The Misrecognition You Can Bear

By Cassius Adair, 2017
By Cassius Adair, 2017

The Misrecognition You Can Bear investigates how gender non-conforming and racialized subjects navigate systems of legal recognition. Through close textual analysis of historical archives, literary fiction, digital media, and public policy, this dissertation examines how technologies of legal recognition—namely, identification papers such as drivers’ licenses, name change orders, and birth certificates, shape gendered and racialized belonging.

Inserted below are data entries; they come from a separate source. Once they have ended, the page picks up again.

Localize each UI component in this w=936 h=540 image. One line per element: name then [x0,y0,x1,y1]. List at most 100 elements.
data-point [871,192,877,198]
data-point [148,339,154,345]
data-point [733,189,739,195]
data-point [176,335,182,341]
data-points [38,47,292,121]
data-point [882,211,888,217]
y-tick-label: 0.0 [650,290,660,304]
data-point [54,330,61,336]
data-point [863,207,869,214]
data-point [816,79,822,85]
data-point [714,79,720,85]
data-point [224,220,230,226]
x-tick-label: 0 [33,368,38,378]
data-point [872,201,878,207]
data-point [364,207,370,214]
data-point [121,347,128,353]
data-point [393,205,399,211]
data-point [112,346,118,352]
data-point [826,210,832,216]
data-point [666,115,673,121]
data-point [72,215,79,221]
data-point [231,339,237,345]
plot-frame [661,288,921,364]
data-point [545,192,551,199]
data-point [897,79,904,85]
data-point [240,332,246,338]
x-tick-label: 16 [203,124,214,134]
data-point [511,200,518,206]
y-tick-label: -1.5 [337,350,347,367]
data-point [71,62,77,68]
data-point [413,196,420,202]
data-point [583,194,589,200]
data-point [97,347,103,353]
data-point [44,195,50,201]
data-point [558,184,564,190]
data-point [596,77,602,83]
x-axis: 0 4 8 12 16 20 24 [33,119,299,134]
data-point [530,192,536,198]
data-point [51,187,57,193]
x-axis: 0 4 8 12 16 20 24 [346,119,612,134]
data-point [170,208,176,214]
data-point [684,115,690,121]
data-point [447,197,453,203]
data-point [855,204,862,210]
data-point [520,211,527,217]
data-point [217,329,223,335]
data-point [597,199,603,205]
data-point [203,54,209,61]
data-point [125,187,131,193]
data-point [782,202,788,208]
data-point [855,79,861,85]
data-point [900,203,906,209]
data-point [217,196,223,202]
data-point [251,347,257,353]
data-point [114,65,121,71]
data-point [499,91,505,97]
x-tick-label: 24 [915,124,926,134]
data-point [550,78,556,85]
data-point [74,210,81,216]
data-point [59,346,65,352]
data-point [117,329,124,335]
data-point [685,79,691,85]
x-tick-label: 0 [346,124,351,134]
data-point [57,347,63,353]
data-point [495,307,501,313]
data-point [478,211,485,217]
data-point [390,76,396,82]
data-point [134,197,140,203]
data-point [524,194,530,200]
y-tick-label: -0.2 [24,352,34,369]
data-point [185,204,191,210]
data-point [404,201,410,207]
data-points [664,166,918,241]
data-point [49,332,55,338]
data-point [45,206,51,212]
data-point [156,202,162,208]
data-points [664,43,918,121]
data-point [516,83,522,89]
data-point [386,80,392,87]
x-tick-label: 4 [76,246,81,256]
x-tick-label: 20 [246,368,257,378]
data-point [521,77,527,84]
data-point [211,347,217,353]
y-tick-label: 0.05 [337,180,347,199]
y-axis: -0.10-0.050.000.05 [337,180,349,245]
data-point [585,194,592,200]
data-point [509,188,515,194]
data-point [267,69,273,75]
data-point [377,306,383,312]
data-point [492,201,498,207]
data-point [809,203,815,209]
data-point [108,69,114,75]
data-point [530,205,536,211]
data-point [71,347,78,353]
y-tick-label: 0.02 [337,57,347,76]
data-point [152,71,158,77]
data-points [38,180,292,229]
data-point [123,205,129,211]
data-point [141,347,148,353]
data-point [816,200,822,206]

Identification documents and their attendant public policies persist as controversial topics in twenty-first century U.S. life; voter ID legislation, transgender activists’ appeals for gender marker changes, stop-and-identify policing, and the emergence of an undocumented movement are all instances in which documents index social debates about identity and belonging. These debates are not confined to the headlines, but instead are deeply embedded in the social, aesthetic, and personal lives of those whose identities are contested through state identification. Drawing on early twentieth-century newspapers from Atlanta and Chicago, contemporary short stories by transgender authors Casey Plett and A. Raymond Johnson, archived posts from the early digital communication service Usenet, and a novel by Bengali-American writer Jhumpa Lahiri, I demonstrate how state regulatory practices are central concerns in both the political and aesthetic lives of marginalized subjects. I argue that these texts expose the mutually constitutive relationship between the legal apparati of recognition and recognition as a social and embodied practice. As such, The Misrecognition You Can Bear intervenes in transgender studies, queer studies, and ethnic studies through understanding recognition as both a legal status and an intimate relationship. This dissertation therefore explains why identification is, for marginalized people, both political and personal.